Aslında nerdeyse çocuk eğitimi ile ilgili her şeyi biliyoruz. Peki, neden her geçen gün çocuklarımız ile yaşadığımız problemler çığ gibi büyüyor? Uzmanlar olarak görüşmelerimizin çoğunu neden ‘Aile ve Çocuk Davranış Problemleri’ oluşturuyor?
25 yıl (çeyrek asır) önce TV ve radyoların henüz tek kanal olduğu zamanlardı ve merak ettiğiniz bilgilere ulaşmak o kadar da kolay değildi. İlk çocuğum dünyaya geldiğinde özel TV ve radyo kanalları yavaş yavaş çıkmaya başlamıştı. O zaman bir radyo kanalında hafta da bir çocuk eğitimi ile ilgili bir program yapılıyordu.

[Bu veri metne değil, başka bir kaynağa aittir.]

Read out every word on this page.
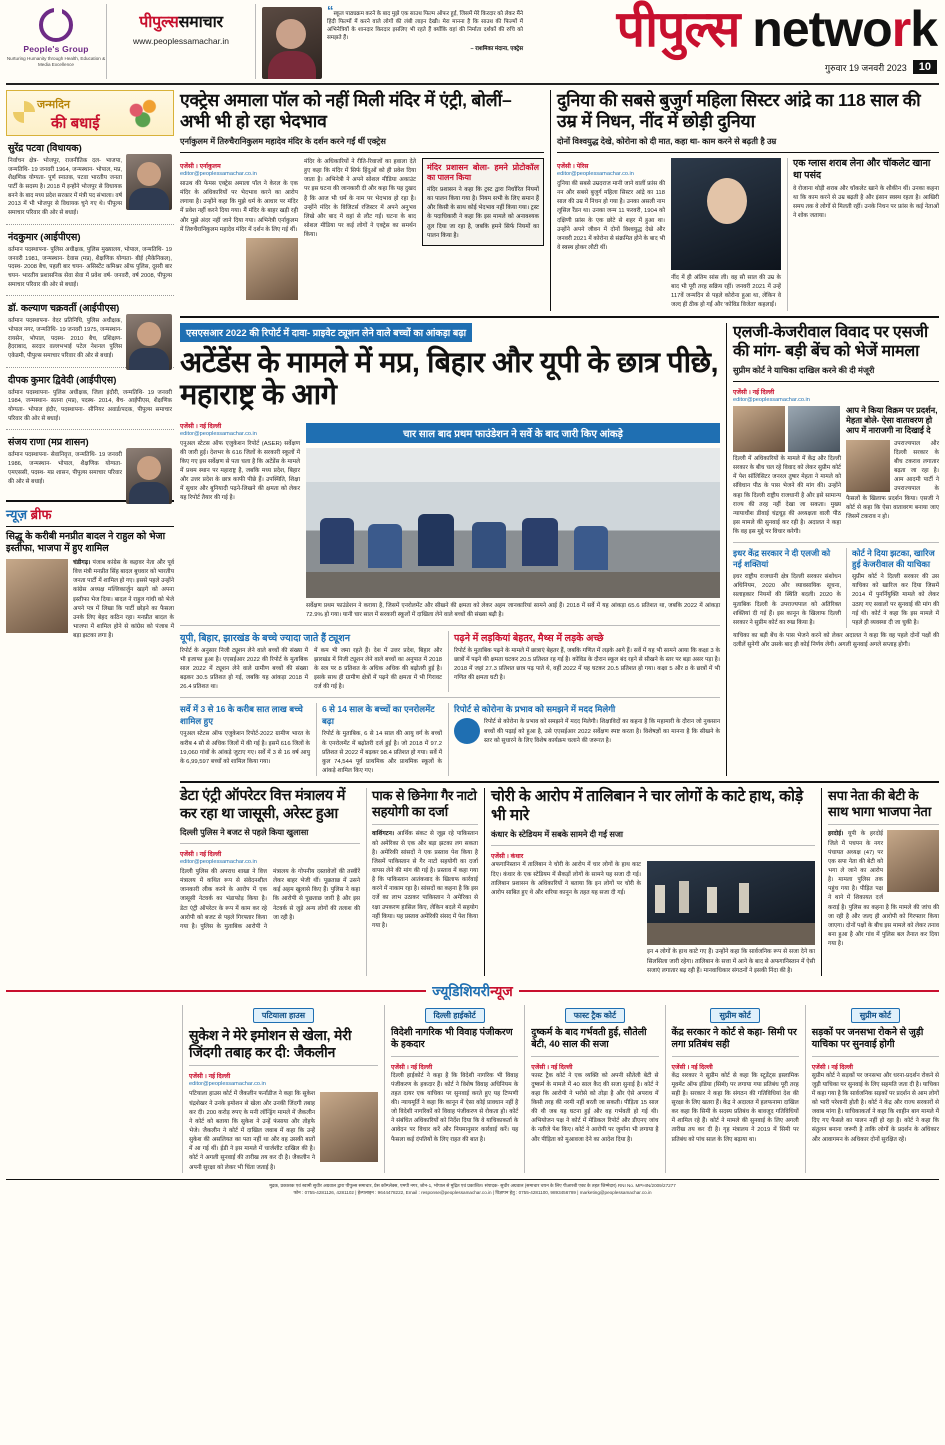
People's Group
Nurturing Humanity through Health, Education & Media Excellence
पीपुल्ससमाचार
www.peoplessamachar.in
“स्कूल पाठ्यक्रम करने के बाद मुझे एक साउथ फिल्म ऑफर हुई, जिसमें मेरे किरदार को लेकर मैंने हिंदी फिल्मों में करने वाले लोगों की लंबी लाइन देखी। मेरा मानना है कि साउथ की फिल्मों में अभिनेत्रियों के शानदार किरदार इसलिए भी रहते हैं क्योंकि वहां की निर्माता दर्शकों की रुचि को समझते हैं।
– राशमिका मंदाना, एक्ट्रेस	पीपुल्स network
गुरुवार 19 जनवरी 2023	10
जन्मदिन
की बधाई
सुरेंद्र पटवा (विधायक)
निर्वाचन क्षेत्र- भोजपुर, राजनीतिक दल- भाजपा, जन्मतिथि- 19 जनवरी 1964, जन्मस्थान- भोपाल, मप्र, शैक्षणिक योग्यता- पूर्ण स्नातक, पटवा भारतीय जनता पार्टी के सदस्य है। 2018 में इन्होंने भोजपुर से विधायक बनने के बाद मध्य प्रदेश सरकार में मंत्री पद संभाला। वर्ष 2013 में भी भोजपुर से विधायक चुने गए थे। पीपुल्स समाचार परिवार की ओर से बधाई।
नंदकुमार (आईपीएस)
वर्तमान पदस्थापना- पुलिस अधीक्षक, पुलिस मुख्यालय, भोपाल, जन्मतिथि- 19 जनवरी 1981, जन्मस्थान- देवास (मप्र), शैक्षणिक योग्यता- बीई (मैकेनिकल), पदस्थ- 2008 बैच, पहली बार चयन- असिस्टेंट कमिश्नर ऑफ पुलिस, दूसरी बार चयन- भारतीय प्रशासनिक सेवा सेवा में प्रवेश वर्ष- जनवरी, वर्ष 2008, पीपुल्स समाचार परिवार की ओर से बधाई।
डॉ. कल्याण चक्रवर्ती (आईपीएस)
वर्तमान पदस्थापना- वेदर प्रतिनिधि, पुलिस अधीक्षक, भोपाल नगर, जन्मतिथि- 19 जनवरी 1975, जन्मस्थान- रायसेन, भोपाल, पदस्थ- 2010 बैच, प्रशिक्षण- हैदराबाद, सरदार वल्लभभाई पटेल नेशनल पुलिस एकेडमी, पीपुल्स समाचार परिवार की ओर से बधाई।
दीपक कुमार द्विवेदी (आईपीएस)
वर्तमान पदस्थापना- पुलिस अधीक्षक, जिला इंदौरी, जन्मतिथि- 19 जनवरी 1984, जन्मस्थान- सतना (मप्र), पदस्थ- 2014, बैच- आईपीएस, शैक्षणिक योग्यता- भोपाल इंदौर, पदस्थापना- सीनियर अवार्ड/पदक, पीपुल्स समाचार परिवार की ओर से बधाई।
संजय राणा (मप्र शासन)
वर्तमान पदस्थापना- सेवानिवृत्त, जन्मतिथि- 19 जनवरी 1986, जन्मस्थान- भोपाल, शैक्षणिक योग्यता- एमएससी, पदस्थ- मप्र शासन, पीपुल्स समाचार परिवार की ओर से बधाई।
न्यूज़ ब्रीफ
सिद्धू के करीबी मनप्रीत बादल ने राहुल को भेजा इस्तीफा, भाजपा में हुए शामिल
चंडीगढ़। पंजाब कांग्रेस के कद्दावर नेता और पूर्व वित्त मंत्री मनप्रीत सिंह बादल बुधवार को भारतीय जनता पार्टी में शामिल हो गए। इससे पहले उन्होंने कांग्रेस अध्यक्ष मल्लिकार्जुन खड़गे को अपना इस्तीफा भेज दिया। बादल ने राहुल गांधी को भेजे अपने पत्र में लिखा कि पार्टी छोड़ने का फैसला उनके लिए बेहद कठिन रहा। मनप्रीत बादल के भाजपा में शामिल होने से कांग्रेस को पंजाब में बड़ा झटका लगा है।
एक्ट्रेस अमाला पॉल को नहीं मिली मंदिर में एंट्री, बोलीं– अभी भी हो रहा भेदभाव
एर्नाकुलम में तिरुचैरानिकुलम महादेव मंदिर के दर्शन करने गईं थीं एक्ट्रेस
एजेंसी । एर्नाकुलम
editor@peoplessamachar.co.in
साउथ की फेमस एक्ट्रेस अमाला पॉल ने केरल के एक मंदिर के अधिकारियों पर भेदभाव करने का आरोप लगाया है। उन्होंने कहा कि मुझे धर्म के आधार पर मंदिर में प्रवेश नहीं करने दिया गया। मैं मंदिर के बाहर खड़ी रही और मुझे अंदर नहीं जाने दिया गया। अभिनेत्री एर्नाकुलम में तिरुचैरानिकुलम महादेव मंदिर में दर्शन के लिए गई थीं।
मंदिर के अधिकारियों ने रीति-रिवाजों का हवाला देते हुए कहा कि मंदिर में सिर्फ हिंदुओं को ही प्रवेश दिया जाता है। अभिनेत्री ने अपने सोशल मीडिया अकाउंट पर इस घटना की जानकारी दी और कहा कि यह दुखद है कि आज भी धर्म के नाम पर भेदभाव हो रहा है। उन्होंने मंदिर के विजिटर्स रजिस्टर में अपने अनुभव लिखे और बाद में वहां से लौट गईं। घटना के बाद सोशल मीडिया पर कई लोगों ने एक्ट्रेस का समर्थन किया।
मंदिर प्रशासन बोला- हमने प्रोटोकॉल का पालन किया
मंदिर प्रशासन ने कहा कि ट्रस्ट द्वारा निर्धारित नियमों का पालन किया गया है। नियम सभी के लिए समान हैं और किसी के साथ कोई भेदभाव नहीं किया गया। ट्रस्ट के पदाधिकारी ने कहा कि इस मामले को अनावश्यक तूल दिया जा रहा है, जबकि हमने सिर्फ नियमों का पालन किया है।
दुनिया की सबसे बुजुर्ग महिला सिस्टर आंद्रे का 118 साल की उम्र में निधन, नींद में छोड़ी दुनिया
दोनों विश्वयुद्ध देखे, कोरोना को दी मात, कहा था- काम करने से बढ़ती है उम्र
एजेंसी । पेरिस
editor@peoplessamachar.co.in
दुनिया की सबसे उम्रदराज मानी जाने वालीं फ्रांस की नन और सबसे बुजुर्ग महिला सिस्टर आंद्रे का 118 साल की उम्र में निधन हो गया है। उनका असली नाम लूसिल रैंडन था। उनका जन्म 11 फरवरी, 1904 को दक्षिणी फ्रांस के एक छोटे से शहर में हुआ था। उन्होंने अपने जीवन में दोनों विश्वयुद्ध देखे और जनवरी 2021 में कोरोना से संक्रमित होने के बाद भी वे स्वस्थ होकर लौटी थीं।
नींद में ही अंतिम सांस ली। वह सौ साल की उम्र के बाद भी पूरी तरह सक्रिय रहीं। जनवरी 2021 में उन्हें 117वें जन्मदिन से पहले कोरोना हुआ था, लेकिन वे जल्द ही ठीक हो गईं और 'कोविड विजेता' कहलाईं।
एक ग्लास शराब लेना और चॉकलेट खाना था पसंद
वे रोजाना थोड़ी शराब और चॉकलेट खाने के शौकीन थीं। उनका कहना था कि काम करने से उम्र बढ़ती है और इंसान स्वस्थ रहता है। आखिरी समय तक वे लोगों से मिलती रहीं। उनके निधन पर फ्रांस के कई नेताओं ने शोक जताया।
एसएसआर 2022 की रिपोर्ट में दावा- प्राइवेट ट्यूशन लेने वाले बच्चों का आंकड़ा बढ़ा
अटेंडेंस के मामले में मप्र, बिहार और यूपी के छात्र पीछे, महाराष्ट्र के आगे
एजेंसी । नई दिल्ली
editor@peoplessamachar.co.in
एनुअल स्टेटस ऑफ एजुकेशन रिपोर्ट (ASER) सर्वेक्षण की जारी हुई। देशभर के 616 जिलों के सरकारी स्कूलों में किए गए इस सर्वेक्षण से पता चला है कि अटेंडेंस के मामले में प्रथम स्थान पर महाराष्ट्र है, जबकि मध्य प्रदेश, बिहार और उत्तर प्रदेश के छात्र काफी पीछे हैं। उपस्थिति, शिक्षा में सुधार और बुनियादी पढ़ने-लिखने की क्षमता को लेकर यह रिपोर्ट तैयार की गई है।
चार साल बाद प्रथम फाउंडेशन ने सर्वे के बाद जारी किए आंकड़े
सर्वेक्षण प्रथम फाउंडेशन ने कराया है, जिसमें एनरोलमेंट और सीखने की क्षमता को लेकर अहम जानकारियां सामने आई हैं। 2018 में सर्वे में यह आंकड़ा 65.6 प्रतिशत था, जबकि 2022 में आंकड़ा 72.9% हो गया। यानी चार साल में सरकारी स्कूलों में दाखिला लेने वाले बच्चों की संख्या बढ़ी है।
यूपी, बिहार, झारखंड के बच्चे ज्यादा जाते हैं ट्यूशन
रिपोर्ट के अनुसार निजी ट्यूशन लेने वाले बच्चों की संख्या में भी इजाफा हुआ है। एएसईआर 2022 की रिपोर्ट के मुताबिक साल 2022 में ट्यूशन लेने वाले ग्रामीण बच्चों की संख्या बढ़कर 30.5 प्रतिशत हो गई, जबकि यह आंकड़ा 2018 में 26.4 प्रतिशत था।
में कम भी जमा रहते हैं। देश में उत्तर प्रदेश, बिहार और झारखंड में निजी ट्यूशन लेने वाले बच्चों का अनुपात में 2018 के सत्र पर 8 प्रतिशत के अधिक अधिक की बढ़ोतरी हुई है। इसके साथ ही ग्रामीण क्षेत्रों में पढ़ने की क्षमता में भी गिरावट दर्ज की गई है।
पढ़ने में लड़कियां बेहतर, मैथ्स में लड़के अच्छे
रिपोर्ट के मुताबिक पढ़ने के मामले में छात्राएं बेहतर हैं, जबकि गणित में लड़के आगे हैं। सर्वे में यह भी सामने आया कि कक्षा 3 के छात्रों में पढ़ने की क्षमता घटकर 20.5 प्रतिशत रह गई है। कोविड के दौरान स्कूल बंद रहने से सीखने के स्तर पर बड़ा असर पड़ा है। 2018 में जहां 27.3 प्रतिशत छात्र पढ़ पाते थे, वहीं 2022 में यह घटकर 20.5 प्रतिशत हो गया। कक्षा 5 और 8 के छात्रों में भी गणित की क्षमता घटी है।
सर्वे में 3 से 16 के करीब सात लाख बच्चे शामिल हुए
एनुअल स्टेटस ऑफ एजुकेशन रिपोर्ट-2022 ग्रामीण भारत के करीब 4 सौ से अधिक जिलों में की गई है। इसमें 616 जिलों के 19,060 गांवों के आंकड़े जुटाए गए। सर्वे में 3 से 16 वर्ष आयु के 6,99,597 बच्चों को शामिल किया गया।
6 से 14 साल के बच्चों का एनरोलमेंट बढ़ा
रिपोर्ट के मुताबिक, 6 से 14 साल की आयु वर्ग के बच्चों के एनरोलमेंट में बढ़ोतरी दर्ज हुई है। जो 2018 में 97.2 प्रतिशत से 2022 में बढ़कर 98.4 प्रतिशत हो गया। सर्वे में कुल 74,544 पूर्व प्राथमिक और प्राथमिक स्कूलों के आंकड़े शामिल किए गए।
रिपोर्ट से कोरोना के प्रभाव को समझने में मदद मिलेगी
रिपोर्ट से कोरोना के प्रभाव को समझने में मदद मिलेगी। शिक्षाविदों का कहना है कि महामारी के दौरान जो नुकसान बच्चों की पढ़ाई को हुआ है, उसे एएसईआर 2022 सर्वेक्षण स्पष्ट करता है। विशेषज्ञों का मानना है कि सीखने के स्तर को सुधारने के लिए विशेष कार्यक्रम चलाने की जरूरत है।
एलजी-केजरीवाल विवाद पर एसजी की मांग- बड़ी बेंच को भेजें मामला
सुप्रीम कोर्ट ने याचिका दाखिल करने की दी मंजूरी
एजेंसी । नई दिल्ली
editor@peoplessamachar.co.in
दिल्ली में अधिकारियों के मामले में केंद्र और दिल्ली सरकार के बीच चल रहे विवाद को लेकर सुप्रीम कोर्ट में पेश सॉलिसिटर जनरल तुषार मेहता ने मामले को संविधान पीठ के पास भेजने की मांग की। उन्होंने कहा कि दिल्ली राष्ट्रीय राजधानी है और इसे सामान्य राज्य की तरह नहीं देखा जा सकता। मुख्य न्यायाधीश डीवाई चंद्रचूड़ की अध्यक्षता वाली पीठ इस मामले की सुनवाई कर रही है। अदालत ने कहा कि वह इस मुद्दे पर विचार करेगी।
आप ने किया विक्रम पर प्रदर्शन, मेहता बोले- ऐसा वातावरण हो आप में नाराजगी ना दिखाई दे
उपराज्यपाल और दिल्ली सरकार के बीच टकराव लगातार बढ़ता जा रहा है। आम आदमी पार्टी ने उपराज्यपाल के फैसलों के खिलाफ प्रदर्शन किया। एसजी ने कोर्ट से कहा कि ऐसा वातावरण बनाया जाए जिसमें टकराव न हो।
इधर केंद्र सरकार ने दी एलजी को नई शक्तियां
इधर राष्ट्रीय राजधानी क्षेत्र दिल्ली सरकार संशोधन अधिनियम, 2020 और व्यावसायिक सूचना, सलाहकार नियमों की स्थिति बदली। 2020 के मुताबिक दिल्ली के उपराज्यपाल को अतिरिक्त शक्तियां दी गई हैं। इस कानून के खिलाफ दिल्ली सरकार ने सुप्रीम कोर्ट का रुख किया है।
कोर्ट ने दिया झटका, खारिज हुई केजरीवाल की याचिका
सुप्रीम कोर्ट ने दिल्ली सरकार की उस याचिका को खारिज कर दिया जिसमें 2014 में पुनर्नियुक्ति मामले को लेकर उठाए गए सवालों पर सुनवाई की मांग की गई थी। कोर्ट ने कहा कि इस मामले में पहले ही व्यवस्था दी जा चुकी है।
याचिका का बड़ी बेंच के पास भेजने करने को लेकर अदालत ने कहा कि वह पहले दोनों पक्षों की दलीलें सुनेगी और उसके बाद ही कोई निर्णय लेगी। अगली सुनवाई अगले सप्ताह होगी।
डेटा एंट्री ऑपरेटर वित्त मंत्रालय में कर रहा था जासूसी, अरेस्ट हुआ
दिल्ली पुलिस ने बजट से पहले किया खुलासा
एजेंसी । नई दिल्ली
editor@peoplessamachar.co.in
दिल्ली पुलिस की अपराध शाखा ने वित्त मंत्रालय में कथित रूप से संवेदनशील जानकारी लीक करने के आरोप में एक जासूसी नेटवर्क का भंडाफोड़ किया है। डेटा एंट्री ऑपरेटर के रूप में काम कर रहे आरोपी को बजट से पहले गिरफ्तार किया गया है। पुलिस के मुताबिक आरोपी ने मंत्रालय के गोपनीय दस्तावेजों की तस्वीरें लेकर बाहर भेजी थीं। पूछताछ में उसने कई अहम खुलासे किए हैं। पुलिस ने कहा कि आरोपी से पूछताछ जारी है और इस नेटवर्क से जुड़े अन्य लोगों की तलाश की जा रही है।
पाक से छिनेगा गैर नाटो सहयोगी का दर्जा
वाशिंगटन। आर्थिक संकट से जूझ रहे पाकिस्तान को अमेरिका से एक और बड़ा झटका लग सकता है। अमेरिकी सांसदों ने एक प्रस्ताव पेश किया है जिसमें पाकिस्तान से गैर नाटो सहयोगी का दर्जा वापस लेने की मांग की गई है। प्रस्ताव में कहा गया है कि पाकिस्तान आतंकवाद के खिलाफ कार्रवाई करने में नाकाम रहा है। सांसदों का कहना है कि इस दर्जे का लाभ उठाकर पाकिस्तान ने अमेरिका से रक्षा उपकरण हासिल किए, लेकिन बदले में सहयोग नहीं किया। यह प्रस्ताव अमेरिकी संसद में पेश किया गया है।
चोरी के आरोप में तालिबान ने चार लोगों के काटे हाथ, कोड़े भी मारे
कंधार के स्टेडियम में सबके सामने दी गई सजा
एजेंसी । कंधार
अफगानिस्तान में तालिबान ने चोरी के आरोप में चार लोगों के हाथ काट दिए। कंधार के एक स्टेडियम में सैकड़ों लोगों के सामने यह सजा दी गई। तालिबान प्रशासन के अधिकारियों ने बताया कि इन लोगों पर चोरी के आरोप साबित हुए थे और शरिया कानून के तहत यह सजा दी गई।
इन 4 लोगों के हाथ काटे गए हैं। उन्होंने कहा कि सार्वजनिक रूप से सजा देने का सिलसिला जारी रहेगा। तालिबान के सत्ता में आने के बाद से अफगानिस्तान में ऐसी सजाएं लगातार बढ़ रही हैं। मानवाधिकार संगठनों ने इसकी निंदा की है।
सपा नेता की बेटी के साथ भागा भाजपा नेता
हरदोई। यूपी के हरदोई जिले में पचपन के नगर पंचायत अध्यक्ष (47) पर एक सपा नेता की बेटी को भगा ले जाने का आरोप है। मामला पुलिस तक पहुंच गया है। पीड़ित पक्ष ने थाने में शिकायत दर्ज कराई है। पुलिस का कहना है कि मामले की जांच की जा रही है और जल्द ही आरोपी को गिरफ्तार किया जाएगा। दोनों पक्षों के बीच इस मामले को लेकर तनाव बना हुआ है और गांव में पुलिस बल तैनात कर दिया गया है।
ज्यूडिशियरीन्यूज
पटियाला हाउस
सुकेश ने मेरे इमोशन से खेला, मेरी जिंदगी तबाह कर दी: जैकलीन
एजेंसी । नई दिल्ली
editor@peoplessamachar.co.in
पटियाला हाउस कोर्ट में जैकलीन फर्नांडीज ने कहा कि सुकेश चंद्रशेखर ने उनके इमोशन से खेला और उनकी जिंदगी तबाह कर दी। 200 करोड़ रुपए के मनी लॉन्ड्रिंग मामले में जैकलीन ने कोर्ट को बताया कि सुकेश ने उन्हें फंसाया और तोहफे भेजे। जैकलीन ने कोर्ट में दाखिल जवाब में कहा कि उन्हें सुकेश की असलियत का पता नहीं था और वह उसकी बातों में आ गई थीं। ईडी ने इस मामले में चार्जशीट दाखिल की है। कोर्ट ने अगली सुनवाई की तारीख तय कर दी है। जैकलीन ने अपनी सुरक्षा को लेकर भी चिंता जताई है।
दिल्ली हाईकोर्ट
विदेशी नागरिक भी विवाह पंजीकरण के हकदार
एजेंसी । नई दिल्ली
दिल्ली हाईकोर्ट ने कहा है कि विदेशी नागरिक भी विवाह पंजीकरण के हकदार हैं। कोर्ट ने विशेष विवाह अधिनियम के तहत दायर एक याचिका पर सुनवाई करते हुए यह टिप्पणी की। न्यायमूर्ति ने कहा कि कानून में ऐसा कोई प्रावधान नहीं है जो विदेशी नागरिकों को विवाह पंजीकरण से रोकता हो। कोर्ट ने संबंधित अधिकारियों को निर्देश दिया कि वे याचिकाकर्ता के आवेदन पर विचार करें और नियमानुसार कार्रवाई करें। यह फैसला कई दंपतियों के लिए राहत की बात है।
फास्ट ट्रैक कोर्ट
दुष्कर्म के बाद गर्भवती हुई, सौतेली बेटी, 40 साल की सजा
एजेंसी । नई दिल्ली
फास्ट ट्रैक कोर्ट ने एक व्यक्ति को अपनी सौतेली बेटी से दुष्कर्म के मामले में 40 साल कैद की सजा सुनाई है। कोर्ट ने कहा कि आरोपी ने भरोसे को तोड़ा है और ऐसे अपराध में किसी तरह की नरमी नहीं बरती जा सकती। पीड़िता 15 साल की थी जब यह घटना हुई और वह गर्भवती हो गई थी। अभियोजन पक्ष ने कोर्ट में मेडिकल रिपोर्ट और डीएनए जांच के नतीजे पेश किए। कोर्ट ने आरोपी पर जुर्माना भी लगाया है और पीड़िता को मुआवजा देने का आदेश दिया है।
सुप्रीम कोर्ट
केंद्र सरकार ने कोर्ट से कहा- सिमी पर लगा प्रतिबंध सही
एजेंसी । नई दिल्ली
केंद्र सरकार ने सुप्रीम कोर्ट से कहा कि स्टूडेंट्स इस्लामिक मूवमेंट ऑफ इंडिया (सिमी) पर लगाया गया प्रतिबंध पूरी तरह सही है। सरकार ने कहा कि संगठन की गतिविधियां देश की सुरक्षा के लिए खतरा हैं। केंद्र ने अदालत में हलफनामा दाखिल कर कहा कि सिमी के सदस्य प्रतिबंध के बावजूद गतिविधियों में शामिल रहे हैं। कोर्ट ने मामले की सुनवाई के लिए अगली तारीख तय कर दी है। गृह मंत्रालय ने 2019 में सिमी पर प्रतिबंध को पांच साल के लिए बढ़ाया था।
सुप्रीम कोर्ट
सड़कों पर जनसभा रोकने से जुड़ी याचिका पर सुनवाई होगी
एजेंसी । नई दिल्ली
सुप्रीम कोर्ट ने सड़कों पर जनसभा और धरना-प्रदर्शन रोकने से जुड़ी याचिका पर सुनवाई के लिए सहमति जता दी है। याचिका में कहा गया है कि सार्वजनिक सड़कों पर प्रदर्शन से आम लोगों को भारी परेशानी होती है। कोर्ट ने केंद्र और राज्य सरकारों से जवाब मांगा है। याचिकाकर्ता ने कहा कि शाहीन बाग मामले में दिए गए फैसले का पालन नहीं हो रहा है। कोर्ट ने कहा कि संतुलन बनाना जरूरी है ताकि लोगों के प्रदर्शन के अधिकार और आवागमन के अधिकार दोनों सुरक्षित रहें।
मुद्रक, प्रकाशक एवं स्वामी सुधीर अग्रवाल द्वारा पीपुल्स समाचार, प्रेस कॉम्प्लेक्स, एमपी नगर, जोन-1, भोपाल से मुद्रित एवं प्रकाशित। संपादक- सुधीर अग्रवाल (समाचार चयन के लिए पीआरबी एक्ट के तहत जिम्मेदार) RNI No. MPHIN/2009/27277
फोन : 0755-4281126, 4281102 | हेल्पलाइन : 9644478222, Email : response@peoplessamachar.co.in | विज्ञापन हेतु : 0755-4281100, 9893456789 | marketing@peoplessamachar.co.in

Merak ettiğim pek çok soruya bu programda cevap bulabildiğim için o günü iple çekiyordum. Öğrendiğim bilgilerin çocuk yetiştirmeme pek çok katkısı oldu. Ancak daha o zaman anladığım şey şu olmuştu. Bilmek yetmiyor, önemli olan öğrendiklerimi hayata aktarabilmekti.
Çocuklarıyla yaşadıkları problemlerden dolayı görüşme yaptığımız veliler aslında bilgi donanımları gayet iyi olan kişiler. İlkokul mezunu anneler bile çocuk eğitimi ile ilgili pek çok şeyi biliyor. Konuşurken neler yapması gerektiğini tek tek anlatıyor. Ancak yaşadıkları problemleri incelediğimizde bildiklerini hayata geçiremediklerini fark ediyoruz.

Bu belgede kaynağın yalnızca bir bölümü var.